When it comes to your cloud infrastructure, networking is more important than many people realize. Good networking increases efficiencies and cuts down troubleshooting time. Bad networking, or poorly planned networking, however, will cost you time, money and productivity.
When you’re beginning to architect your cloud network there are a several questions you have to ask yourself according to Bluelock Client Services Engineer Charlie Tavernier. By answering these questions not just for your needs today, but also with an eye towards growth for the future, you will be able to save yourself a lot of time and money down the line.
“What is your expansion plan for IPs?” Tavernier states as the first question. “It’s important to know how your application communicates and what all the inputs are. What does it need to talk to and what are its security requirements?”
“Specifically,” he explains, “are you planning on multi-tenancy or planning on needing your vApps to communicate with other vApps?”
“Many customers that come to cloud start with something small, but want to expand and grow later,” Tavernier explains. “It helps to think about the diagrams and how everything should be connected.”
When you begin setting up your cloud infrastructure you should evaluate not only where your cloud infrastructure will start, but also how you envision it growing.
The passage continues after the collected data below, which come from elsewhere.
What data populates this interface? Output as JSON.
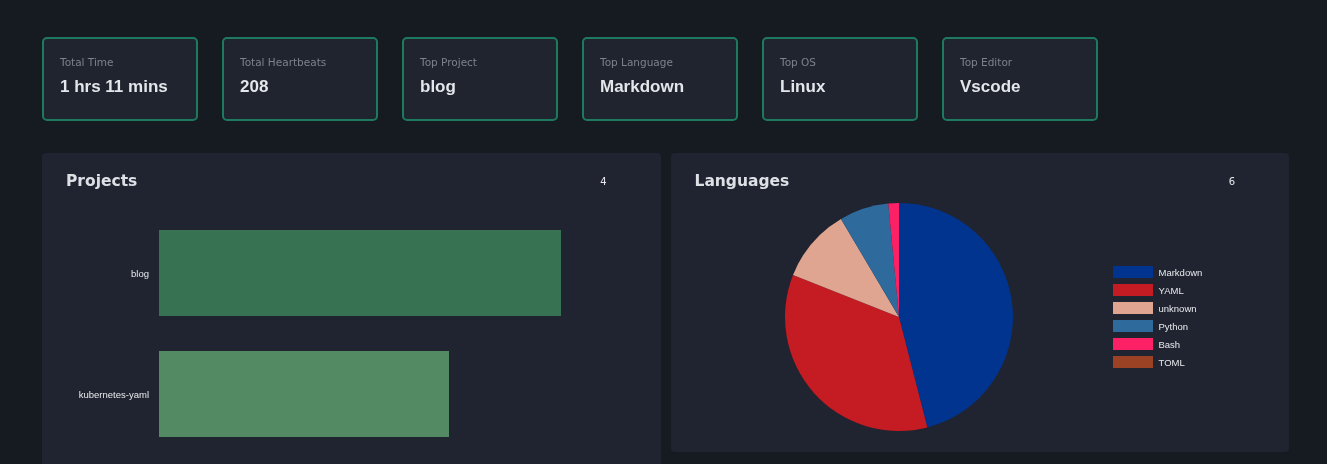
{
  "stats": [
    {
      "label": "Total Time",
      "value": "1 hrs 11 mins"
    },
    {
      "label": "Total Heartbeats",
      "value": "208"
    },
    {
      "label": "Top Project",
      "value": "blog"
    },
    {
      "label": "Top Language",
      "value": "Markdown"
    },
    {
      "label": "Top OS",
      "value": "Linux"
    },
    {
      "label": "Top Editor",
      "value": "Vscode"
    }
  ],
  "projects": {
    "title": "Projects",
    "count": "4",
    "bars": [
      {
        "label": "blog",
        "color": "#377352"
      },
      {
        "label": "kubernetes-yaml",
        "color": "#538963"
      }
    ]
  },
  "languages": {
    "title": "Languages",
    "count": "6",
    "legend": [
      {
        "label": "Markdown",
        "color": "#01348f"
      },
      {
        "label": "YAML",
        "color": "#c51b22"
      },
      {
        "label": "unknown",
        "color": "#e0a591"
      },
      {
        "label": "Python",
        "color": "#2f6a9c"
      },
      {
        "label": "Bash",
        "color": "#fc2166"
      },
      {
        "label": "TOML",
        "color": "#9b4224"
      }
    ]
  }
}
By architecting your network to optimally grow you will save yourself time, energy and headaches later.
There are a lot of networking options to consider when you’re getting started and the right option for you has a lot to do with the workloads you are bringing to the cloud. Some questions you will be asked include: “What will your network need to talk to?” “Are you planning on multi-tenancy?” and “Does your application function with NAT (Network Address Translation)?”
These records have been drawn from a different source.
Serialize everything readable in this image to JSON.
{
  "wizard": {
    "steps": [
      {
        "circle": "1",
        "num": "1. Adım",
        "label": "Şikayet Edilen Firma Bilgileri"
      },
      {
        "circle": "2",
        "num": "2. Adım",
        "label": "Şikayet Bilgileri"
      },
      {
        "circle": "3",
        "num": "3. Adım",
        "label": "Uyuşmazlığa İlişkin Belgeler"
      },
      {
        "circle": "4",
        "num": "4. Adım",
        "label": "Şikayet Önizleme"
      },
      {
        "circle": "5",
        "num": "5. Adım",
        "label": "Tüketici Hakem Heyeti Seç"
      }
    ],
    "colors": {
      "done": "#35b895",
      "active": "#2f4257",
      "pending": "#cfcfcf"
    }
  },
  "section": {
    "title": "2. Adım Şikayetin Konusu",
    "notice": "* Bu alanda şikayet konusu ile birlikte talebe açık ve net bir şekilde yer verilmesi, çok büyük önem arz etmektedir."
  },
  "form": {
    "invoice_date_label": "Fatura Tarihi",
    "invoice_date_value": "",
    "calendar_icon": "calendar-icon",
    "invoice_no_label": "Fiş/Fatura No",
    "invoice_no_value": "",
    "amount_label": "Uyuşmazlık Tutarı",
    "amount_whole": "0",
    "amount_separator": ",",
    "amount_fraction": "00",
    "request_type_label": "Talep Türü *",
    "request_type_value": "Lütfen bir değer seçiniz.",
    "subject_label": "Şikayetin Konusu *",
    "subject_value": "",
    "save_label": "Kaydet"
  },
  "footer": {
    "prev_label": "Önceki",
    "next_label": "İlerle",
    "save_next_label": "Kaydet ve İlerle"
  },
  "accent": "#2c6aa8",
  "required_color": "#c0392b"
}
When working with a provider they will help you to determine the answers to questions that will help you evaluate between private circuits, external networks and internal networks. Depending on your configurations, you may have limitations on your full list of choices.
For our vCloud® user readers who are working with vCloud Director® and choosing between vApp networking and org-level networking, your decision will impact your network’s future capabilities.
According to Tavernier, an org-level network would typically have at least 2 Virtual Datacenters (VDCs) that share a firewall. The advantage is a lower cost, easier management scenario with easy communication between the environments. The diagram on the right demonstrates a typical Organization vShield™ Edge Network.
“A vApp network, while less cost-effective, would allow you the benefits of a completely separate environment. This would be helpful for security reasons or for certain testing scenarios,” Tavernier explains.
“If you are testing an upgrade of a firewall, a vApp network that had two separate firewalls would allow you to test the upgrades of the firewall in the separate test/dev environment without adversely impacting your other VDC,” he explains.
As you’ll see in the diagram to the right, this vApp vShield™ Edge Network is separate with separate firewalls and NATs, as required by your workload’s needs.
While the vApp Network is the right choice for some use cases and scenarios, there are some drawbacks to consider. You’ll need an org-level network to connect externally and you can’t use VPN with your vApp Networks.
“Both networks can do a lot of the same things, but generally speaking vApps would be recommended if your company runs multi-tenancy and you want to architect your design so you have a different firewall for each vApp,” Tavernier explains. “It’s basically a 1-to-1 scenario, so you can’t have multiple legs off of it.”
The key, however, to choosing the right networking model from the beginning is to evaluate your future plans as well as your present needs.
“When you’re thinking about how to design this in the beginning, even when you’re starting with a test/dev environment, consider the needs down the road of security, VPN and IPs,” Tavernier explains. “vApp level networking is usually best for strictly internal testing only.”
The simpler you keep your architecture, the easier it will be to troubleshoot in the future.